Averil Templar, Census Executive at the ABS said organisations like Playgroup NSW use Census data to help plan where a playgroup would be beneficial to local families.
Those who are homeless or in unstable accommodation have also been urged to have their voice counted.
Five years ago, the 2016 Census showed 116,427 people across the country were without a safe, secure place to sleep at night.
Mission Australia CEO, James Toomey said most people and families experiencing homelessness are hidden from plain sight.
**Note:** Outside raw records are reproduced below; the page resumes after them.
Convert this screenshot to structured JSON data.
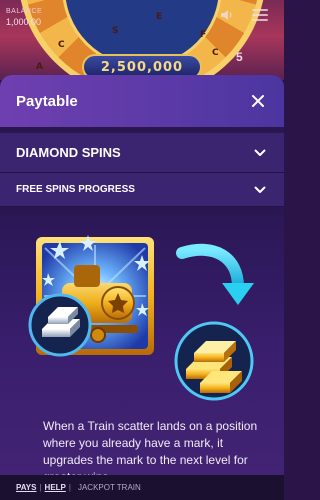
{
  "background": {
    "balance_label": "BALANCE",
    "balance_value": "1,000.00",
    "jackpot_value": "2,500,000",
    "wheel_letters": [
      "A",
      "C",
      "S",
      "F",
      "C",
      "E"
    ],
    "corner_amount": "5"
  },
  "modal": {
    "title": "Paytable",
    "close_icon": "close-icon",
    "sections": [
      {
        "label": "DIAMOND SPINS",
        "icon": "chevron-down-icon"
      },
      {
        "label": "FREE SPINS PROGRESS",
        "icon": "chevron-down-icon"
      }
    ],
    "description": "When a Train scatter lands on a position where you already have a mark, it upgrades the mark to the next level for greater wins."
  },
  "footer": {
    "pays": "PAYS",
    "help": "HELP",
    "game_name": "JACKPOT TRAIN"
  },
  "colors": {
    "header_gradient_start": "#6f3fb0",
    "section_bg": "#3b2470",
    "content_bg": "#2b1756",
    "arrow_cyan": "#2ad0f0",
    "gold": "#f4c22a"
  }
}
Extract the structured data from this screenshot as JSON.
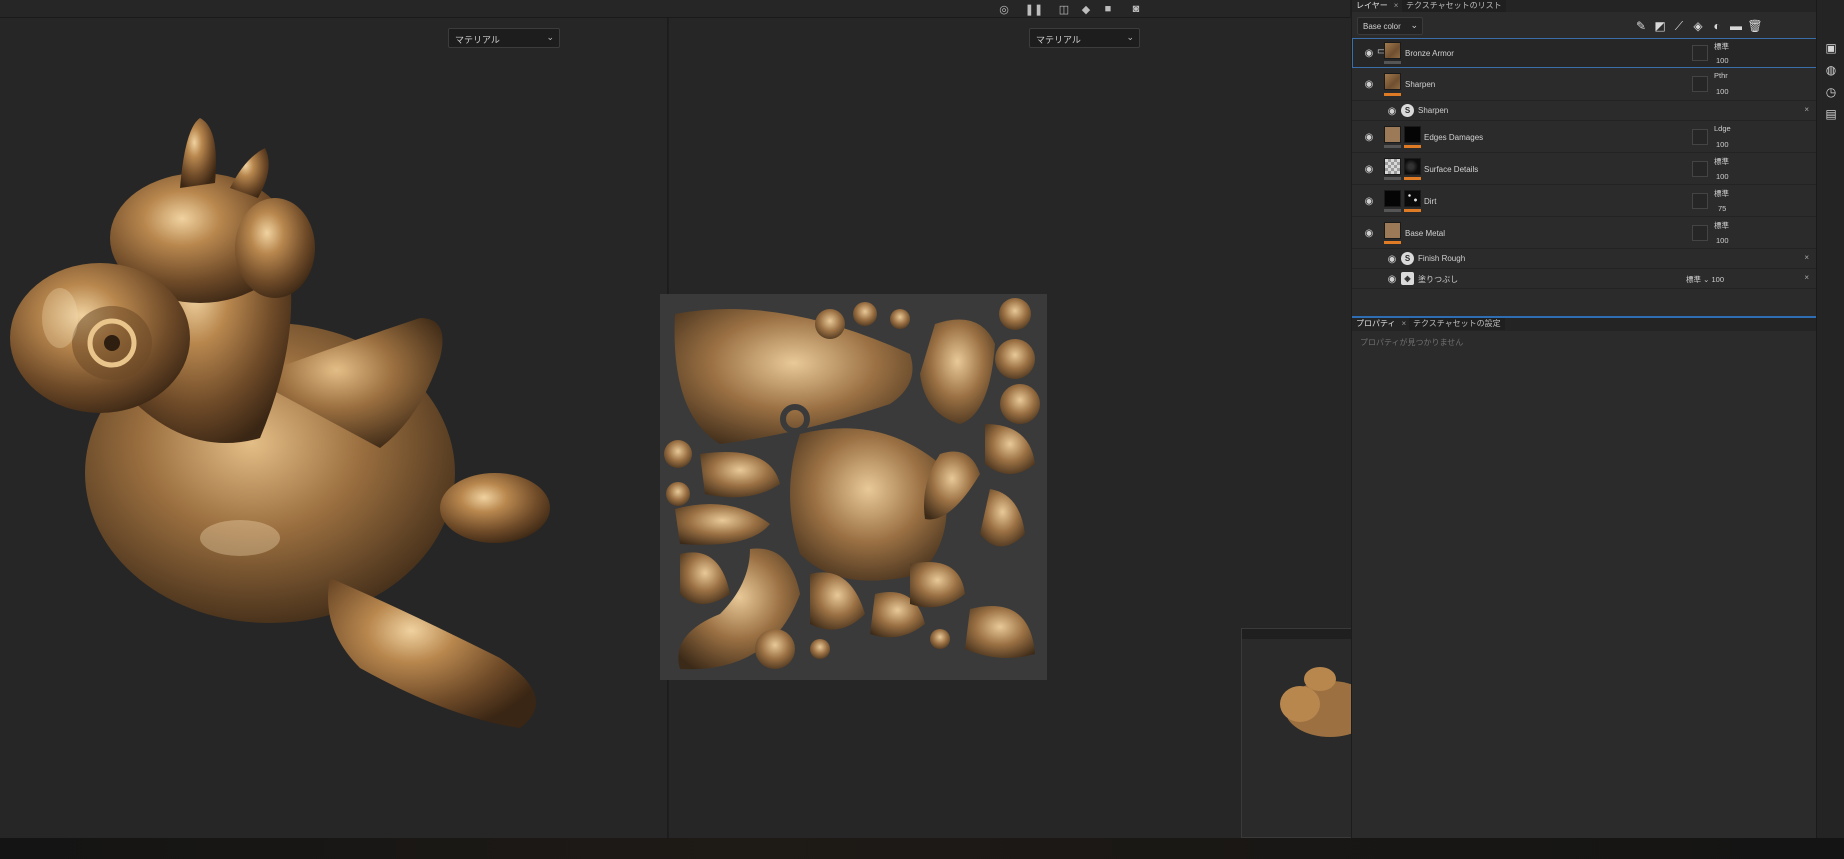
{
  "viewport3d": {
    "material_select": "マテリアル"
  },
  "viewport2d": {
    "material_select": "マテリアル"
  },
  "panel_tabs": [
    {
      "label": "レイヤー",
      "active": true
    },
    {
      "label": "テクスチャセットのリスト",
      "active": false
    }
  ],
  "channel": {
    "value": "Base color"
  },
  "layers": [
    {
      "name": "Bronze Armor",
      "blend": "標準",
      "opacity": "100",
      "selected": true
    },
    {
      "name": "Sharpen",
      "blend": "Pthr",
      "opacity": "100"
    },
    {
      "name": "Edges Damages",
      "blend": "Ldge",
      "opacity": "100"
    },
    {
      "name": "Surface Details",
      "blend": "標準",
      "opacity": "100"
    },
    {
      "name": "Dirt",
      "blend": "標準",
      "opacity": "75"
    },
    {
      "name": "Base Metal",
      "blend": "標準",
      "opacity": "100"
    }
  ],
  "effects": [
    {
      "name": "Sharpen",
      "icon": "filter-icon"
    },
    {
      "name": "Finish Rough",
      "icon": "filter-icon"
    },
    {
      "name": "塗りつぶし",
      "icon": "fill-icon",
      "blend": "標準",
      "opacity": "100"
    }
  ],
  "properties": {
    "tabs": [
      {
        "label": "プロパティ"
      },
      {
        "label": "テクスチャセットの設定"
      }
    ],
    "empty_text": "プロパティが見つかりません"
  },
  "colors": {
    "accent": "#e07b25",
    "selection": "#3a6ea8",
    "panel_bg": "#2b2b2b",
    "viewport_bg": "#262626",
    "bronze": "#b08552"
  }
}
"In response to the 'Where does the person usually live?' question, anyone who is without a safe, secure home on Census night should record their suburb as 'NONE', " he said.
This applies to people who are sleeping rough, as well as people who are couch surfing or if they are away from home due to eviction or a family dispute.
If a housing or homelessness service has provided a person or family with temporary accommodation, they are encouraged to write 'NONE - CRISIS' under 'Suburb/Locality'.
Looking ahead, equality advocates want a commitment to counting LGBTIQA+ Australians in the 2026 Census.
National advocacy group Just.Equal Australia has partnered with a number of LGBTIQA+ and allied organisations in a declaration that outlines the problems with not counting LGBTIQA+ people.
Just.Equal Australia spokesperson, Dr Charlie Burton, said not being counted in the Census sent the message the LGBTQIA+ people "didn't matter".
"When LGBTIQA+ people aren't counted in the Census it is much harder to develop policies and plan services that meet our needs," he said.
Mr Jones said he agreed with the call, and that LGBTQIA+ people "should have been counted in this Census".
"The Census should be a snapshot of what our community looks like, not what we think it looks like," he said.